Here’s where it gets interesting. The surface radiates a huge amount of infrared energy, but most of it never reaches space directly. Greenhouse gases like water vapor and carbon dioxide absorb that radiation and re-emit it in all directions, including back toward the ground. Only about 12% of incoming solar energy’s worth of surface radiation passes straight through the atmosphere and escapes to space through what scientists call the “atmospheric window,” a narrow range of infrared wavelengths that greenhouse gases don’t absorb well.
The bulk of the outgoing energy, equivalent to roughly 59% of incoming sunlight, leaves from higher in the atmosphere. Gases emit about 49 units of longwave radiation to space, and clouds contribute another 9 units. So most of Earth’s cooling happens not at the surface but from the atmosphere itself radiating heat upward.
The Role of Clouds
Clouds play a dual role that makes them one of the trickiest parts of the energy budget. On one hand, their bright white tops reflect sunlight back to space, cooling the planet. On the other hand, they trap outgoing infrared radiation like a blanket, warming it. Measurements from NASA’s Earth Radiation Budget Experiment put numbers on this tug-of-war: clouds reflect about 44.5 watts per square meter of solar energy (cooling effect) but trap about 31.3 watts per square meter of heat (warming effect). The cooling wins. On balance, clouds have a net cooling effect on Earth of roughly 13 watts per square meter.
This net cooling is one reason why changes in cloud cover matter so much for climate. A shift toward fewer low, bright clouds or more high, thin clouds could reduce the cooling effect and amplify warming, even without any change in greenhouse gas levels.
Why the Budget Is Currently Unbalanced
In a perfectly stable climate, energy in would equal energy out. That’s not the case today. As greenhouse gas concentrations rise, more outgoing infrared radiation gets trapped in the atmosphere before it can escape. The result is an energy imbalance: Earth absorbs more energy than it emits.
Between 1971 and 2020, this imbalance averaged about 0.48 watts per square meter.
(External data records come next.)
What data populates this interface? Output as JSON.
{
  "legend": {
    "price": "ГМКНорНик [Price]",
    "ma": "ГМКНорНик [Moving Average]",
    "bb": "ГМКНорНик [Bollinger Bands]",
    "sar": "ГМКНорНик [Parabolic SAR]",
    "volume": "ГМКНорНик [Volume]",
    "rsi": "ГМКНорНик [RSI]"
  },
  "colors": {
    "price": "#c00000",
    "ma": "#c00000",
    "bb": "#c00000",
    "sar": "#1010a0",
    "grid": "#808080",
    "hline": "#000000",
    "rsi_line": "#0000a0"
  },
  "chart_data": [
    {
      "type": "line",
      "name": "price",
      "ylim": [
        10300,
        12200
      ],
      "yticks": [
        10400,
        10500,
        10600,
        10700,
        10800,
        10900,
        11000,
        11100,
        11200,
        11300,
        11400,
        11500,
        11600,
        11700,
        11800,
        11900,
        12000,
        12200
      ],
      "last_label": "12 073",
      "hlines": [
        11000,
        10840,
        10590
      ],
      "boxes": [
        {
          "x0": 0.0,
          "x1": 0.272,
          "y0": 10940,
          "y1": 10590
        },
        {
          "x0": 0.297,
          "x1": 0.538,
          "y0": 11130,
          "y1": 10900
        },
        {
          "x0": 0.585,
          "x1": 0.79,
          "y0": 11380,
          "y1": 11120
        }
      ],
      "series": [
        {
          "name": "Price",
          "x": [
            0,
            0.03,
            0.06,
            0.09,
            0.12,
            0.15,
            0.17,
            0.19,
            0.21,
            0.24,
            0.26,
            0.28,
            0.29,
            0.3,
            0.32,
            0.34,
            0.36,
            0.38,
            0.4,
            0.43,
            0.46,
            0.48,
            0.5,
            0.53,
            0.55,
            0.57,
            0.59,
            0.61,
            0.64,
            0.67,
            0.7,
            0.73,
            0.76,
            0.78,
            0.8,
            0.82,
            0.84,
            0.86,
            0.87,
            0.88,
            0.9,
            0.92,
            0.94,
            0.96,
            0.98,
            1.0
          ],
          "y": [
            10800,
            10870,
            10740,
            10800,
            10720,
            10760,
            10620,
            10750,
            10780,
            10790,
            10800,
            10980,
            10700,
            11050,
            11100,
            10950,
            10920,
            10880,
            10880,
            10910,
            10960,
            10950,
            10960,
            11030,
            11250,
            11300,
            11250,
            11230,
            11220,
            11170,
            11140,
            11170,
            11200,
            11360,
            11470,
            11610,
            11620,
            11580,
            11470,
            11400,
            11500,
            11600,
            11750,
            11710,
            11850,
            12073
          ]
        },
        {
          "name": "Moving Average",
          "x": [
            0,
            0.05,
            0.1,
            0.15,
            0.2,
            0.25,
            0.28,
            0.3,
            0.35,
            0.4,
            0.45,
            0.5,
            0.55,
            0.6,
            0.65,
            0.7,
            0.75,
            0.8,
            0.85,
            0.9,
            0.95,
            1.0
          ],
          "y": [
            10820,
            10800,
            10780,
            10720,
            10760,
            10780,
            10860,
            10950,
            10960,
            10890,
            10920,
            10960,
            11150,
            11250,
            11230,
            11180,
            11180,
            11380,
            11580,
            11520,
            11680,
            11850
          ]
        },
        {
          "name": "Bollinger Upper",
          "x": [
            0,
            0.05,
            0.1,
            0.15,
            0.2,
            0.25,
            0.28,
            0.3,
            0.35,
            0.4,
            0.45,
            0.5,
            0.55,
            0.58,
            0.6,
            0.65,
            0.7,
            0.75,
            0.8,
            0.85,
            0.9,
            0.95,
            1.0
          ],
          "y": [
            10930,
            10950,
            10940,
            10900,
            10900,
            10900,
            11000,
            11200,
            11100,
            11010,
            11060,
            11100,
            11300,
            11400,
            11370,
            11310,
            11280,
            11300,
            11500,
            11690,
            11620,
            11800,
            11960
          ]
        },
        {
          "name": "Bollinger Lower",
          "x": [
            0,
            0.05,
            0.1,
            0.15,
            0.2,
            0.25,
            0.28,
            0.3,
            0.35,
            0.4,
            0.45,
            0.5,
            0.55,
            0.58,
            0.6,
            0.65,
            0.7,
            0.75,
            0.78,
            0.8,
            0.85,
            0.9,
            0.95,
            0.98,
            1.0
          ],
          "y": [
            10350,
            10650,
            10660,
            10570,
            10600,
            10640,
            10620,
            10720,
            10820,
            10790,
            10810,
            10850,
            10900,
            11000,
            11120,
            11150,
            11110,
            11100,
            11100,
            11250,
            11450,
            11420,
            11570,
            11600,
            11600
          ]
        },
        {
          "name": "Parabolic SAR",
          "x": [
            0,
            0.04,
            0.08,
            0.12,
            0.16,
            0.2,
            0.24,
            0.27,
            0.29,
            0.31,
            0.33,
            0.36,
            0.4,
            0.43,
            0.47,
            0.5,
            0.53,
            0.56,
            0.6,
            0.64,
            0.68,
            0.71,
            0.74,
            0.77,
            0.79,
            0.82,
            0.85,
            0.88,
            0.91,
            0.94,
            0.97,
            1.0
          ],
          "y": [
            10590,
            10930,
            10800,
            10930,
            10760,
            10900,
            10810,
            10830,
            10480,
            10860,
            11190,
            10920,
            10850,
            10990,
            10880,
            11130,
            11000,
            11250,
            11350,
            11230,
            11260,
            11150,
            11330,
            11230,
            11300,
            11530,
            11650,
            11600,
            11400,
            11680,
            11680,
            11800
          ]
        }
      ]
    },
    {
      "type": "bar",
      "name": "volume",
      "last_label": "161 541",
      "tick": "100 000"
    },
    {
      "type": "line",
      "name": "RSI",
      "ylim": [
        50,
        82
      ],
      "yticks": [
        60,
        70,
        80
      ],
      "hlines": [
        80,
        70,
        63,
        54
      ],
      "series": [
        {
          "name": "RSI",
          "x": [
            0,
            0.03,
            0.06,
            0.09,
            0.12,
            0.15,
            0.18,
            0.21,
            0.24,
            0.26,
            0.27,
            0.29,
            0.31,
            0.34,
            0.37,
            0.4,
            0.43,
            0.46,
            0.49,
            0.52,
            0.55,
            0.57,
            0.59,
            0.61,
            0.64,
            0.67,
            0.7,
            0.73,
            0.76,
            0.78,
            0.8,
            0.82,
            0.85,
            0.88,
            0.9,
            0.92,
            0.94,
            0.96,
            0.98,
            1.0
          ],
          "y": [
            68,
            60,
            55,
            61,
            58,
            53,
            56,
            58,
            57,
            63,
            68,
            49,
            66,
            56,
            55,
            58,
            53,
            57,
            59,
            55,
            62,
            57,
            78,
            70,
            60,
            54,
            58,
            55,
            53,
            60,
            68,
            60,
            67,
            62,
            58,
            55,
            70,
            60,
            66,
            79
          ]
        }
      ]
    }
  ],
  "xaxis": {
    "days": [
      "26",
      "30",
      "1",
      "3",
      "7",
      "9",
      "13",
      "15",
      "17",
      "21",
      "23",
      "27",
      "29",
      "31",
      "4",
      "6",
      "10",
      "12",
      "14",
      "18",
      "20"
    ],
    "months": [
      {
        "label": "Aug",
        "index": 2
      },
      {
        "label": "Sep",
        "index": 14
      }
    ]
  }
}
That might sound tiny compared to the 340 watts coming in, but spread across the entire surface of the planet, it adds up to an enormous amount of extra heat. And the imbalance is growing. For the period from 2006 to 2020, it rose to about 0.76 watts per square meter, confirmed independently by multiple research teams using different methods.
Where does all that extra energy go? The vast majority, over 90%, is absorbed by the oceans. The rest warms the land, melts ice, and heats the atmosphere. This is why ocean temperatures are rising and ice sheets are shrinking: the energy budget tells you not just that the planet is warming, but exactly how much extra energy is driving that warming and where it ends up.
Why the Energy Budget Matters
The energy budget is more than an accounting exercise. It’s the framework scientists use to understand every aspect of climate. Changes in any part of the budget, whether it’s more greenhouse gases trapping outgoing heat, less ice reflecting incoming sunlight, or shifts in cloud cover, ripple through the entire system. When you hear that adding carbon dioxide to the atmosphere causes warming, the energy budget is the mechanism. More CO₂ means less infrared radiation escaping to space, which means the imbalance grows, which means the planet accumulates heat until a new, warmer equilibrium is reached.
Satellite measurements since the late 1970s have allowed scientists to track each component of the budget with increasing precision. These observations show that the imbalance is real, measurable, and accelerating, providing one of the clearest lines of evidence for human-driven climate change.